И вдруг будто застряла на полушаге. Будто силится и никак не может вытянуть ногу из вязкого болота. "Ну, иди же, – усмехнулся Захария, – чего ты встала?" Бекки, замершая как глиняная статуя, судорожно вздохнула и попыталась не то сказать что-то, не то крикнуть, не то позвать на помощь.
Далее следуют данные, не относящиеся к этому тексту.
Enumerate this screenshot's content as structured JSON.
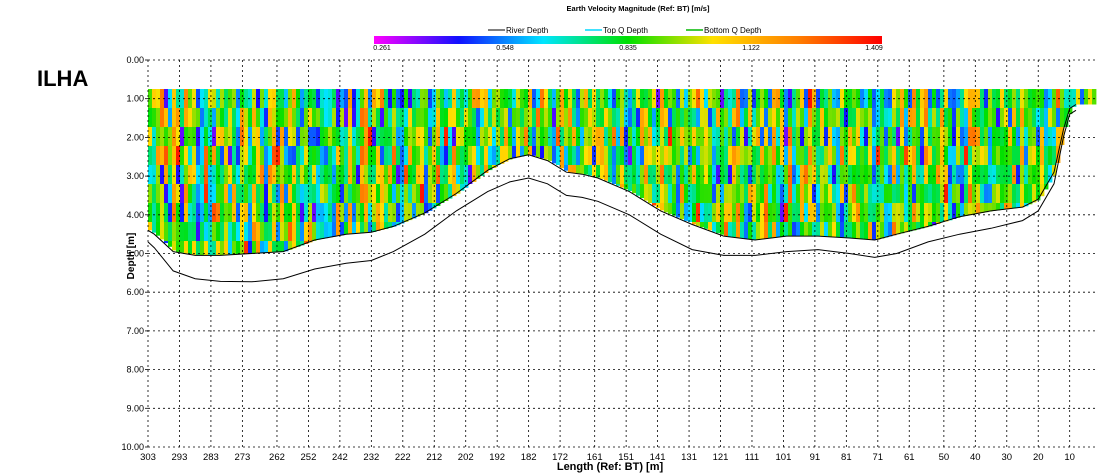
{
  "chart_data": {
    "type": "heatmap",
    "left_label": "ILHA",
    "title": "Earth Velocity Magnitude (Ref: BT) [m/s]",
    "xlabel": "Length (Ref: BT) [m]",
    "ylabel": "Depth [m]",
    "xlim": [
      303,
      1
    ],
    "ylim": [
      0,
      10
    ],
    "grid": true,
    "legend": {
      "placement": "top-center",
      "entries": [
        "River Depth",
        "Top Q Depth",
        "Bottom Q Depth"
      ]
    },
    "colorbar": {
      "ticks": [
        "0.261",
        "0.548",
        "0.835",
        "1.122",
        "1.409"
      ],
      "range": [
        0.261,
        1.409
      ],
      "colors": [
        "#ff00ff",
        "#1010ff",
        "#00e5ff",
        "#00e000",
        "#ffe000",
        "#ff8000",
        "#ff0000"
      ]
    },
    "x_ticks": [
      "303",
      "293",
      "283",
      "273",
      "262",
      "252",
      "242",
      "232",
      "222",
      "212",
      "202",
      "192",
      "182",
      "172",
      "161",
      "151",
      "141",
      "131",
      "121",
      "111",
      "101",
      "91",
      "81",
      "71",
      "61",
      "50",
      "40",
      "30",
      "20",
      "10"
    ],
    "y_ticks": [
      "0.00",
      "1.00",
      "2.00",
      "3.00",
      "4.00",
      "5.00",
      "6.00",
      "7.00",
      "8.00",
      "9.00",
      "10.00"
    ],
    "series": [
      {
        "name": "River Depth",
        "x": [
          303,
          301,
          295,
          288,
          280,
          270,
          260,
          250,
          240,
          232,
          225,
          215,
          205,
          195,
          188,
          182,
          176,
          170,
          165,
          160,
          150,
          140,
          130,
          120,
          110,
          100,
          90,
          80,
          72,
          65,
          55,
          45,
          35,
          25,
          20,
          15,
          12,
          10,
          8
        ],
        "y": [
          4.7,
          4.85,
          5.45,
          5.65,
          5.72,
          5.73,
          5.65,
          5.4,
          5.25,
          5.18,
          4.95,
          4.5,
          3.9,
          3.4,
          3.15,
          3.05,
          3.2,
          3.5,
          3.55,
          3.65,
          4.0,
          4.5,
          4.9,
          5.05,
          5.05,
          4.95,
          4.9,
          5.0,
          5.1,
          5.0,
          4.7,
          4.5,
          4.35,
          4.15,
          3.9,
          3.2,
          2.0,
          1.4,
          1.3
        ]
      },
      {
        "name": "Bottom Q Depth",
        "x": [
          303,
          301,
          295,
          288,
          280,
          270,
          260,
          250,
          240,
          232,
          225,
          215,
          205,
          195,
          188,
          182,
          176,
          170,
          165,
          160,
          150,
          140,
          130,
          120,
          110,
          100,
          90,
          80,
          72,
          65,
          55,
          45,
          35,
          25,
          20,
          15,
          12,
          10,
          8
        ],
        "y": [
          4.4,
          4.5,
          4.95,
          5.05,
          5.05,
          5.0,
          4.95,
          4.65,
          4.5,
          4.45,
          4.3,
          3.95,
          3.45,
          2.85,
          2.55,
          2.45,
          2.6,
          2.9,
          2.95,
          3.05,
          3.4,
          3.9,
          4.25,
          4.55,
          4.65,
          4.55,
          4.55,
          4.6,
          4.65,
          4.5,
          4.3,
          4.05,
          3.9,
          3.8,
          3.6,
          2.9,
          1.8,
          1.25,
          1.15
        ]
      },
      {
        "name": "Top Q Depth",
        "x": [
          303,
          1
        ],
        "y": [
          0.75,
          0.75
        ]
      }
    ]
  }
}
И видно было, хотя и в полутьме, как воздух, рвущийся из легких, буквально раздувает ее грудь, но не только закричать, а и затравленно пискнуть ей явно не под силу. "Ну, что ж, – сказал Захария ровным голосом, безо всякой угрозы, – не хочешь идти к нам – тогда иди отсюда". И, как в страшном сне, Бекки начала пятиться, все быстрее и быстрее, пока не раздался всплеск. "Ты плавать-то умеешь? – деловито спросил Захария. – Или тебя поучить? А, плывешь… Ну, вот и плыви – на тот берег". – "Она не утонет?" – испуганно спросила Лида. – "Не беспокойся. Та субстанция, из которой преимущественно состоит ее тело, не тонет. Ладно, пошли и мы отсюда". – "Куда?" – одними губами спросила Лида. – "Ко мне домой, – просто, как о само собой разумеющемся, ответил Захария. – Ты переволновалась, устала. Мы сейчас выпьем немного, отдохнем…" – "А потом?" – растерянно спросила Лида. – "А потом – видно будет. Ну, пошли". – "А это далеко?" – "Буквально в двух шагах". И тут Лида сказала с улыбкой: "Вот, значит, зачем ты меня сюда притащил!" – "Вот, значит, и ты начинаешь читать мысли, – без улыбки ответил Захария. – Замечательно. Потому что плохи дела тех, кто на это не способен. Возьми ту же Бекки – владей она таким умением, так обошла бы меня за пятьдесят шагов…" – "А почему не за сто?" – "Ну, она все же не волчица и не городская шпана…"
Через каких-то пять минут они уже поднимались на лифте. "Нам высоко?" – спросила Лида, вдруг почувствовав, как ее охватила дрожь. – "Очень высоко, – ответил Захария. Но все будет хорошо, вот увидишь". – "Я знаю. Вот этого-то и боюсь". – "Своего знания?" – "Нет, того, что мне будет с тобой так хорошо, как ни с кем на свете".
И действительно, Лида благодаря своему чудному дару явственно увидела, насколько ей будет хорошо в постели с этим, еще час назад совершенно чужим человеком. А потом ей было так хорошо, как она даже представить себе не могла. А потом ей стало еще лучше – как бывает только в сказке. А потом, в какой-то момент, Лида вдруг осознала, что они с Захарией стоят, обнявшись, у окна, и перед ними, докуда хватает взгляда, крыши более низких небоскребов. И Захария сокрушенно покачал головой: "А ведь я обещал показать иногородней барышне полуночной город…" – "Обещал, – улыбнулась Лида, – и я бы с удовольствием посмотрела…" Тогда Захария едва слышно прошептал: "Ну, что, летим?" Лида еще тише ответила: "Да, мой хороший". Захария распахнул окно, и они, взявшись за руки, поплыли в лунном свете над ночным Нью-Йорком.